Finding nth element of an increasing sequence using JavaScript

Consider an increasing sequence which is defined as follows:

• The number seq(0) = 1 is the first one in seq.
• For each x in seq, then y = 2 * x + 1 and z = 3 * x + 1 must be in seq too.
• There are no other numbers in seq.

Therefore, the first few terms of this sequence will be:

[1, 3, 4, 7, 9, 10, 13, 15, 19, 21, 22, 27, ...]

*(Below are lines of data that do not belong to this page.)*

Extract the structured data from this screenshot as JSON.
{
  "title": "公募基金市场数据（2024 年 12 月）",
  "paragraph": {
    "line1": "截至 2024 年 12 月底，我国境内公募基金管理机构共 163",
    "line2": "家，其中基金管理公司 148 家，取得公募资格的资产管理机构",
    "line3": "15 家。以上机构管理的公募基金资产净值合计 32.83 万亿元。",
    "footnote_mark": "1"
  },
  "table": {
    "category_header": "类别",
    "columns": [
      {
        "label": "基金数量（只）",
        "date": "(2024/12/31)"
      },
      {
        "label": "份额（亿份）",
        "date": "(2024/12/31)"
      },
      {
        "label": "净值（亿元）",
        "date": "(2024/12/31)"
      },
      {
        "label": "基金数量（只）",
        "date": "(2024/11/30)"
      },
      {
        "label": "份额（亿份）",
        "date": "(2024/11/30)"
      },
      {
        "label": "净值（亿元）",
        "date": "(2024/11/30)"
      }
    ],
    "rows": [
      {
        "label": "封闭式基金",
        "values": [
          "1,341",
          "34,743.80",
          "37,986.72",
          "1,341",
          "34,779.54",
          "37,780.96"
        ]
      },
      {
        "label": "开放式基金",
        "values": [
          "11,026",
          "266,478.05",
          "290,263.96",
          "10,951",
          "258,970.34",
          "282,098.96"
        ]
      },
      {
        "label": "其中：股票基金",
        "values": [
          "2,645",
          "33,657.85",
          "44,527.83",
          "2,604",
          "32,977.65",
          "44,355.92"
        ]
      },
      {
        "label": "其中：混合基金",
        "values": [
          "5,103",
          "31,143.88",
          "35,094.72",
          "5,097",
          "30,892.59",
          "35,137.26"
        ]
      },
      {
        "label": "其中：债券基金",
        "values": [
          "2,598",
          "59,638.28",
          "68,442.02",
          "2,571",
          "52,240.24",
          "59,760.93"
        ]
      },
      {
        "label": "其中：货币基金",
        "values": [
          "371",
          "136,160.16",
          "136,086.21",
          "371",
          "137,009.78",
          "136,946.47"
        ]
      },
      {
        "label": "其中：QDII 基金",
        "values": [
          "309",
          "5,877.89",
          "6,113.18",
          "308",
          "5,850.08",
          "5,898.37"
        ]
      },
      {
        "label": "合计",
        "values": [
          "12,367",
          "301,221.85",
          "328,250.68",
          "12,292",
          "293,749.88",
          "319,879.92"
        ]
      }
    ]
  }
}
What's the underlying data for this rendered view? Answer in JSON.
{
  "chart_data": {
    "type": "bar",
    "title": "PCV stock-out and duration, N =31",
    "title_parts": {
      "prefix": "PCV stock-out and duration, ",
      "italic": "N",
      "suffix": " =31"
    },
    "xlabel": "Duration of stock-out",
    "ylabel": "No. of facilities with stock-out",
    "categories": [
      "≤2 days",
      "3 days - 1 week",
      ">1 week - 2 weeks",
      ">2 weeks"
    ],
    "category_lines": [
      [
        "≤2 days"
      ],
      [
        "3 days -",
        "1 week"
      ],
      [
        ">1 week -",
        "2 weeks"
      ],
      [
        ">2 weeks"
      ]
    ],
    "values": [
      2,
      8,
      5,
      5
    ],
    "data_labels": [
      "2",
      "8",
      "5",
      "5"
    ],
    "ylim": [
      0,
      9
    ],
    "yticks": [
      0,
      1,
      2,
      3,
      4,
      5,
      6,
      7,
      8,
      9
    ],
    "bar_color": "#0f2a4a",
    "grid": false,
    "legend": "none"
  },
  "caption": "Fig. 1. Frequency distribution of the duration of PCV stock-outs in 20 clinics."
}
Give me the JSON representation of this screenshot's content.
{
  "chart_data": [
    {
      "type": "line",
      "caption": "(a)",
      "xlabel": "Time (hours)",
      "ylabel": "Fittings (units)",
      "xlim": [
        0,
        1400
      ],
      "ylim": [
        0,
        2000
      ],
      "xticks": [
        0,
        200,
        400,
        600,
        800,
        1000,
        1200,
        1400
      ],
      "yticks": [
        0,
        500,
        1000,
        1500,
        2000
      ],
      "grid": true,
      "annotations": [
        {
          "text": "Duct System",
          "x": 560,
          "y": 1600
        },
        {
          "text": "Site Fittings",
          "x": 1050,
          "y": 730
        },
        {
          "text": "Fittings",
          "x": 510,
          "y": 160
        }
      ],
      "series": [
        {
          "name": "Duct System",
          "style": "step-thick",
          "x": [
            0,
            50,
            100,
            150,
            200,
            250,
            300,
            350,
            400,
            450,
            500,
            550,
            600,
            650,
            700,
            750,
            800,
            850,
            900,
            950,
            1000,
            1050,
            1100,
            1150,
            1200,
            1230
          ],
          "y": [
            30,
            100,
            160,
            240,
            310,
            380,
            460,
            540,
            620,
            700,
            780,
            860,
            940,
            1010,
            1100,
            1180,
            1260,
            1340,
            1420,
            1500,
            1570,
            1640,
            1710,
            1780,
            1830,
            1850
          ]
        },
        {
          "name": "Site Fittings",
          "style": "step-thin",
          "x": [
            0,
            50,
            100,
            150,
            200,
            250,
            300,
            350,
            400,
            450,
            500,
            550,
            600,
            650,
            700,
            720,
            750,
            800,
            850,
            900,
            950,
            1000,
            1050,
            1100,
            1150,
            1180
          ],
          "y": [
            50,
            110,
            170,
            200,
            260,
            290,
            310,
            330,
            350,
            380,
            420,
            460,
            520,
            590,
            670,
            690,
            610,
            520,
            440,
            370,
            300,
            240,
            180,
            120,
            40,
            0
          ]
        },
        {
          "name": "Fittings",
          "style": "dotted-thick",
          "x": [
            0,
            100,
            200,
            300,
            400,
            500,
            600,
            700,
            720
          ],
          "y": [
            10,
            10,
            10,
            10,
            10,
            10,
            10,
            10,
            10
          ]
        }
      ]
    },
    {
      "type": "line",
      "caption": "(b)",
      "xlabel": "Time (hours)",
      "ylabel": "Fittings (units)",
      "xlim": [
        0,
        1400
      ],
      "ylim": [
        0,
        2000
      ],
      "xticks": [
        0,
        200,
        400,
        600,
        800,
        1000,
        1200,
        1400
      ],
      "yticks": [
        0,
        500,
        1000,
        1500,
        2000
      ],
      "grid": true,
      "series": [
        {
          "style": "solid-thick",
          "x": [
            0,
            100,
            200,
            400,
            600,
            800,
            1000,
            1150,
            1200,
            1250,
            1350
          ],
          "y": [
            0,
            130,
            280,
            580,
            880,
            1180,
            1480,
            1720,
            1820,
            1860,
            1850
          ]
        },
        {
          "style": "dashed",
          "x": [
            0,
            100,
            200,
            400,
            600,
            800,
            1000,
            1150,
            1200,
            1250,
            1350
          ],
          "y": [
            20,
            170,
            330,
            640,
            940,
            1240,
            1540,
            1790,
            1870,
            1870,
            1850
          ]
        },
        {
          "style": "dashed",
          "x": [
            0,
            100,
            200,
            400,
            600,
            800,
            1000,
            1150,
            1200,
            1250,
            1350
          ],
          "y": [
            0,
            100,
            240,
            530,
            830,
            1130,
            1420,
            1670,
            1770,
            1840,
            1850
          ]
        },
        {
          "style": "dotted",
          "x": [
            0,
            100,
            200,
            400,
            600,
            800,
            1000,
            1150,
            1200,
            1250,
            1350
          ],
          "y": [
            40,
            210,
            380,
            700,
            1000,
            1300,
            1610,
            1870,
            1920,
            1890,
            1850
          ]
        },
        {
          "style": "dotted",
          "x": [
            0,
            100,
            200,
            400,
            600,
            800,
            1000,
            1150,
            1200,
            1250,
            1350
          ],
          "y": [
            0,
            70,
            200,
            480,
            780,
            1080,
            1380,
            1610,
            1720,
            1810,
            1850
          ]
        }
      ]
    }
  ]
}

We are required to write a function that takes in a number n and returns the nth term of this sequence.

How the Sequence Works

Starting with 1, each number generates two new numbers:

• From 1: 2*1+1=3 and 3*1+1=4
• From 3: 2*3+1=7 and 3*3+1=10
• From 4: 2*4+1=9 and 3*4+1=13

The algorithm maintains the sequence in sorted order by comparing candidates from both formulas.

Solution

const num = 10;

const findNth = n => {
    let seq = [1], x = 0, y = 0;
    
    for (let i = 0; i < n; i++) {
        let nextX = 2 * seq[x] + 1;
        let nextY = 3 * seq[y] + 1;
        
        if (nextX <= nextY) {
            seq.push(nextX);
            x++;
            if (nextX == nextY) {
                y++; // Skip duplicate
            }
        } else {
            seq.push(nextY);
            y++;
        }
    }
    return seq[n];
};

console.log("10th element:", findNth(num));
console.log("First 12 elements:", seq.slice(0, 12));

Output

10th element: 22

Step-by-Step Example

Let's trace how the sequence builds:

const buildSequence = (count) => {
    let seq = [1], x = 0, y = 0;
    console.log("Start: seq =", seq);
    
    for (let i = 0; i < count; i++) {
        let nextX = 2 * seq[x] + 1;
        let nextY = 3 * seq[y] + 1;
        
        if (nextX <= nextY) {
            seq.push(nextX);
            console.log(`Step ${i+1}: Added ${nextX} (from 2*${seq[x]}+1)`);
            x++;
            if (nextX == nextY) y++;
        } else {
            seq.push(nextY);
            console.log(`Step ${i+1}: Added ${nextY} (from 3*${seq[y]}+1)`);
            y++;
        }
    }
    return seq;
};

buildSequence(5);

Start: seq = [1]
Step 1: Added 3 (from 2*1+1)
Step 2: Added 4 (from 3*1+1)
Step 3: Added 7 (from 2*3+1)
Step 4: Added 9 (from 2*4+1)
Step 5: Added 10 (from 3*3+1)

Key Points

• Two pointers (x, y) track positions for generating next candidates
• Always choose the smaller candidate to maintain sorted order
• Skip duplicates when both formulas produce the same number
• Time complexity: O(n), Space complexity: O(n)

Conclusion

This algorithm efficiently generates the nth element of the sequence by maintaining sorted order using two pointers. It ensures no duplicates while building the sequence incrementally.